But harder still is the jarring realization of what philosopher Hannah Arendt called the banality of evil, that great oppression is carried out by legions of functionaries who may pull a prisoner's nails out with pliers, then go home and kiss their children goodnight. Normality in the name of a premise, an ideology, a religion.
Much as our sanity demands it, we cannot relegate evil to groups of fanatics operating in the stifling heat of a detention center, overcrowded and reeking of urine and feces and fear.
It can be seen in the jovial face of Hamid Rasai, Majlis representative from Tehran, as he compares Mir Hossein Mousavi with MKO leader Massoud Rajavi and says that anyone who stands in the way of the goals of the Islamic Revolution must be eliminated. And it can be heard in the words of former health minister, Kamran Lankarani, a poster boy for youthful idealism, as he claims that Mohsen Rouholamini died of meningitis, not because he was bludgeoned so severely in jail that his jaw had been shattered. Or in the fatherly figure of Mahmoud Hashemi Shahroudi, the supposedly moderate former head of the judiciary, as he pleads that he could have done no more than sign a watered-down moratorium on stonings after Jafar Kiani had been buried in a pit and stoned to death in Takistan.
And as the footage posted on the bottom of this page shows, evil can occur under the leafy green canopy of a tree on a sunny day, the tinny sound of a radio playing soothingly in the background, an old man watching dispassionately from a row of chairs along the garden wall. The banality of evil.
The exact details of the footage are unknown now, but they are immaterial. The place is Iran, the time is recent enough for the video to have been filmed with a mobile telephone. 'Please don't film me, I'll be dishonored,' the prisoner wails, clutching at his tattered dignity. 'I'm not filming,' the other man responds. 'This is my handset.' Primeval barbarity meets modern technology.
The man is tied to a tree, his back bare, and he is methodically lashed 76 times. The sentence lasts six minutes, during which time the man screams and pleads to no avail. Justice must be done.
As a child in the Shah's time, I knew a man, a family friend, whose eyesight had been damaged at a torturer's hands. A clamp had been placed on his head and the screws tightened until he had shrieked and his eyeballs had almost been expelled from their sockets. He had rebuilt his life, but was forced to use a magnifying glass to read. It was a cruel daily reminder of prison days for such a voracious reader. I asked my father about him once, only once because even a child knows that some personal horrors cannot be delved too easily. But the truth still pierced my cloistered existence and has stayed with me since.

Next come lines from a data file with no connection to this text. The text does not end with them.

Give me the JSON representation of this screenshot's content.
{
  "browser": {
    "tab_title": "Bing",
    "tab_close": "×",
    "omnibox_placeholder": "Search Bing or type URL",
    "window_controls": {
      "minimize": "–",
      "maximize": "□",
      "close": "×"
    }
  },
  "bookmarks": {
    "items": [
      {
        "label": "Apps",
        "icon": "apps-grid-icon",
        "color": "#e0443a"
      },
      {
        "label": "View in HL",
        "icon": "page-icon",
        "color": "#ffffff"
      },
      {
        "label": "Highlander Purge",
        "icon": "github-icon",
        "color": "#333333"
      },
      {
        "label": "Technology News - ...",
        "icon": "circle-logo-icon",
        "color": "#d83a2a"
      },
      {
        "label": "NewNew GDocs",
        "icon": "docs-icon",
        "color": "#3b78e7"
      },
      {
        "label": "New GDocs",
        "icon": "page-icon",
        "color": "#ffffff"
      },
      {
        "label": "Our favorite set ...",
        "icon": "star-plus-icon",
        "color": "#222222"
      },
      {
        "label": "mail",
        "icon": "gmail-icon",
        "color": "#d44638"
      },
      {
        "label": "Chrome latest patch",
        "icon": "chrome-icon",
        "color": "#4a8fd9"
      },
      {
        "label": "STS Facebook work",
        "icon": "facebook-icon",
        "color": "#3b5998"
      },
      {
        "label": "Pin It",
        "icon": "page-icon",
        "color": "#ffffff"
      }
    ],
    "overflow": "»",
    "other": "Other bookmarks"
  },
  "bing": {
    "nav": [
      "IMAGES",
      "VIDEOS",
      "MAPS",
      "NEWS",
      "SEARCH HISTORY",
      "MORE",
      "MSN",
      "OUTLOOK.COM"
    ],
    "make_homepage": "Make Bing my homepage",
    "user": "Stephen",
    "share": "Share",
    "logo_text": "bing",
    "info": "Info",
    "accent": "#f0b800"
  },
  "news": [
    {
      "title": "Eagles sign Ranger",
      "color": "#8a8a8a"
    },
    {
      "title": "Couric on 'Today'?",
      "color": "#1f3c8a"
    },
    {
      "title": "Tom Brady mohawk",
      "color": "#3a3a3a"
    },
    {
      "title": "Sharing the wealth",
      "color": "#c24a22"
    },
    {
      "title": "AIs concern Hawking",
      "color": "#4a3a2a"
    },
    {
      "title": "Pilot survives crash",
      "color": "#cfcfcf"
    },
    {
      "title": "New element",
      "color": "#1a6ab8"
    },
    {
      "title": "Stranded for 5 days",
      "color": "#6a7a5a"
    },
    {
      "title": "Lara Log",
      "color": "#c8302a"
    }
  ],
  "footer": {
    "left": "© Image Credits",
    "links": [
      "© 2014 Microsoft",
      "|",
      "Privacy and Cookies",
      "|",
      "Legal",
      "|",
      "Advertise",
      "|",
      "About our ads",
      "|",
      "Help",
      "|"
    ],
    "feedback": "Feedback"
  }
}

But what of the present Iran? What have the pious overlords created? What hope for the future generations? Over 230 people have been executed in Iran since the beginning of the year. Iran is the only country in the world to kill juvenile offenders. Torture and brutality had become common practices, even before the recent unrest.
When the highest authorities in the land set the tone, the rest of society follows. The murder rate rose an astonishing 11% last year, according to official statistics, which can be suspected of being below the true figures. The number of people killed by relatives increased by 10% and the murder of parents by their offspring was up by 3%. Bank robberies ballooned by 36%. Violence and death beget more of the same. As prominent thinker Abdolkarim Soroush said in a blistering open letter to Leader Ali Khamenei recently, 'All your celebrations have become mourning ceremonies.'
This culture of violence must come to an end. The regime and its functionaries have committed many crimes, but the day that they are removed, the cycle of vengeance must be broken. They must be tried in open courts and capital punishment must forever be banished from Iran. Only then can the country become a champion, rather than a violator, of human rights. The land which spawned the Cyrus the Great cylinder, considered by some to be the first human rights charter in the world, can aspire to nothing less.
Many years ago, Elie Wiesel, a concentration camp survivor and author, recounted a parable at a gathering. A man lives in unjust times. He comes to the town square every day and speaks of justice and tolerance, but no one takes notice. In fact, brutality and corruption become the norm. Yet, every day, he returns to the square and, as the years go by, speaks louder and longer. Finally, an exasperated passerby asks, 'Why do you come every day and speak louder and longer? You are not changing anyone.' The man responds, 'I speak louder and longer so that I may not change.'
We must speak out. We who hold no power must speak out lest we become like them if ever we do wield power.
We must speak out to retain our own humanity.